The recent CFHA conference was enjoyable, exciting and informative like it always is. It was special for me and others of us who have been around for a long time, because we were celebrated for career contributions in a way that was particularly thoughtful and meaningful. We all celebrated 30 years that we have been at this integration thing together. In another way, we got a look at what the next 30 might look like.
One other thing that made this meeting memorable was the appearance of T-shirts that express loyalty to a model of integrated care. It started with the PCBH T-shirts, but by the end of the conference I was seeing CoCM T-shirts as well. This made literal the process that I have been thinking about for several years. I’ve been describing metaphorically the process of “wearing the T-shirt” for a model to indicate people wanting to affiliate with it, to be fans of it.
Wearing the T-shirt
The notion first came to me while I was sitting in a meeting of the AHRQ Integration Academy. I used to like to sit next to Jurgen Unutzer, the founder of the AIMS Center at the University of Washington. He was on the Academy Council from the beginning, but had to drop off when he became Chair of Psychiatry at U.W. Jurgen is a person of broad knowledge and intense intellectual rigor. It was always delightful to discuss things with him. We were usually taking different tacks on integration. I took the “horizontal” tack, the “behavioral health as practice infrastructure” approach. He took the “vertical”, an integrated team for collaborative care of one clearly defined population within a practice.
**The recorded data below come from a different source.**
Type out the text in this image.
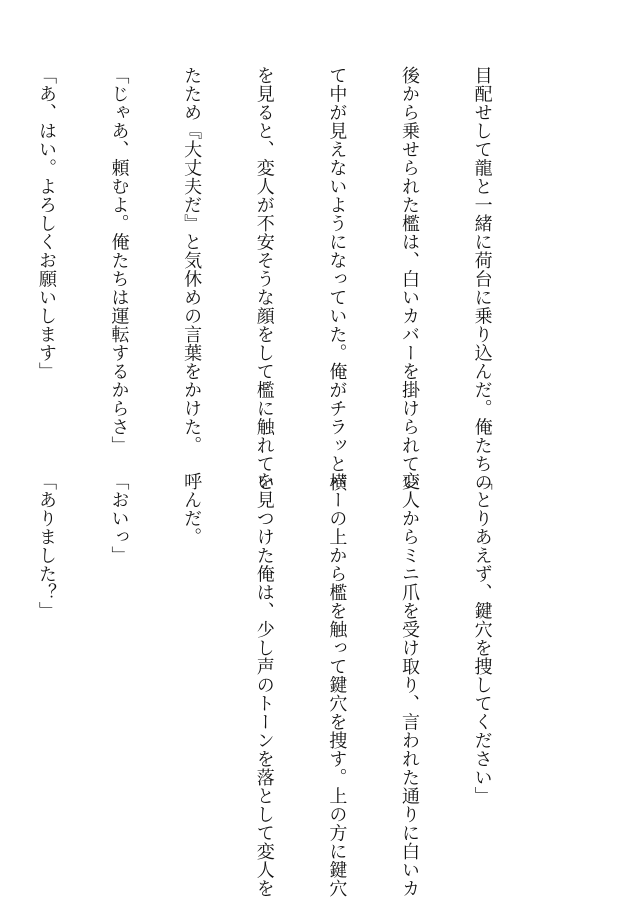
目配せして龍と一緒に荷台に乗り込んだ。俺たちの

後から乗せられた檻は、白いカバーを掛けられてい

て中が見えないようになっていた。俺がチラッと横

を見ると、変人が不安そうな顔をして檻に触れてい

たため『大丈夫だ』と気休めの言葉をかけた。

「じゃあ、頼むよ。俺たちは運転するからさ」

「あ、はい。よろしくお願いします」

「とりあえず、鍵穴を捜してください」

変人からミニ爪を受け取り、言われた通りに白いカ

バーの上から檻を触って鍵穴を捜す。上の方に鍵穴

を見つけた俺は、少し声のトーンを落として変人を

呼んだ。

「おいっ」

「ありました？」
I think he was interested in me as well, because we took such different approaches to thinking about integration. He was always one to collaborate across “models” rather than to set up opposing camps. He even cited me in an opinion piece he wrote on the “Flavors of Integration”. So, it was a moment of trust one morning when he leaned over and gave me an authoritative insight into real world model fidelity. He said, “You know, there’s a 400% variation in outcomes within the practices in the Northwest that say they are doing collaborative care.” He added that all these folks think they’re doing the model and see themselves as great supporters of the model that they think they are doing.
Model Driven Practices
That was when the metaphorical idea of “wearing the t-shirt” started in my head. Since that time, I have heard a couple of the people who are recognized as leaders in PCBH say essentially the same thing. When they first consult to a “PCBH site,” they are never sure what they will find being done. The same is true among the model-driven practices whose BH leaders have taken my Leadership course.
Sometimes a model can be an irritant in a practices’ collegiality and culture. In the Primary Care Behavioral Health Leadership course some participants follow the CoCM model, more follow PCBH, while others don’t think of themselves as following either model. The pattern that I have seen in perhaps 10 to 20% of the of the settings consists of a leader who is leading a program that by a reasonable assessment of its development is doing well. The behavioral health clinicians, the patients, and the medical providers are all reporting being more satisfied with the program than the BH leader.
When this happens, it is usually around issues of fidelity to a model. I have often in these cases suggested to the BH leader that they stop worrying about pushing the model and push a more inclusive process of defining the next step in BH care for their site. If you are constantly dissatisfied with your program and your colleagues because your site is not as evolved toward your understanding of a particular model as some of the well-known exemplars are, the model becomes a burden.
Working from a “North Star”
One more thing I have learned from my course participants is that folks who are needed to support the implementation of integration, particularly top leadership, tend not to be willing to support a difficult change in clinical routines because “it is the model.” To energize practice transformation, “better care for patients” is a much more convincing “north star,” than a particular model. When the folks in the site agree to be committed to better access, for example, or more evidence-based care, a model can become an acceptable tool to get to the goal of better care that people are agreed on.
If we spend our energy looking at what the strengths of the program are and what sort of culture we want to develop, we may find that rather than focusing on adherence to the model, we should focus on the next challenges that the needs of our patients or colleagues present. Models can offer useful approaches, but each site will have different needs, and each will find different programmatic adaptations more useful than others. Working from a “north star” of commitment to our patients, problems and opportunities will show themselves, and then a model will be one good source for ideas and routines that can help us move forward, wearing whatever t-shirt is most fun that day.